The British government should look to Bord Bia’s Origin Green programme when devising a strategy for the UK’s farm and food sectors, according to National Farmers Union (NFU) president Minette Batters.

Batters comments came as she lambasted the performance of Boris Johnson’s government in her keynote address to NFU’s annual conference in Birmingham on Tuesday.

She accused the Tory government of abandoning the country’s farmers and undermining the sector’s potential by following a contradictory policy agenda.

Irish experience

Batters contrasted the UK experience with that of Ireland.

“Look at Ireland, where Origin Green is a fantastic success story.

“The Irish government has been the catalyst for convening the food chain to work in partnership with [farmers] to create a sustainable plan for Irish agriculture, which delivers domestically and globally,” she told the conference.

The NFU leader described the ongoing problems in the British pig industry – where 40,000 animals have had to be culled, while 200,000 have backed up on farms – as an “utter disgrace and a disaster”.

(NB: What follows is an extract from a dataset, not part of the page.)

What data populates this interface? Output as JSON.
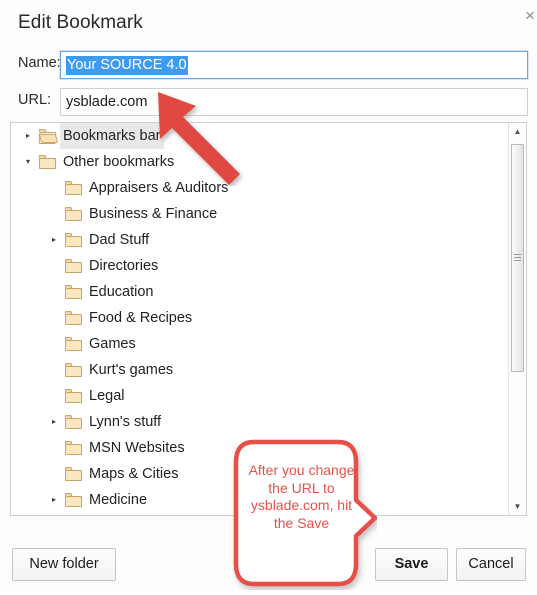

“This is down to government’s poorly designed change to immigration policy and what I can only say appears to be their total lack of understanding of how food production works and what it needs,” Batters maintained.

She said the farm sector’s difficulties were being exacerbated by an absence of consistency in terms of agriculture, trade and environmental policy.

Batters claimed the British government was raising the bar for environmental standards at home but pursuing trade deals which support lower standards overseas.

The NFU leader said UK farmers needed “certainty, commitment and consistency” from their government.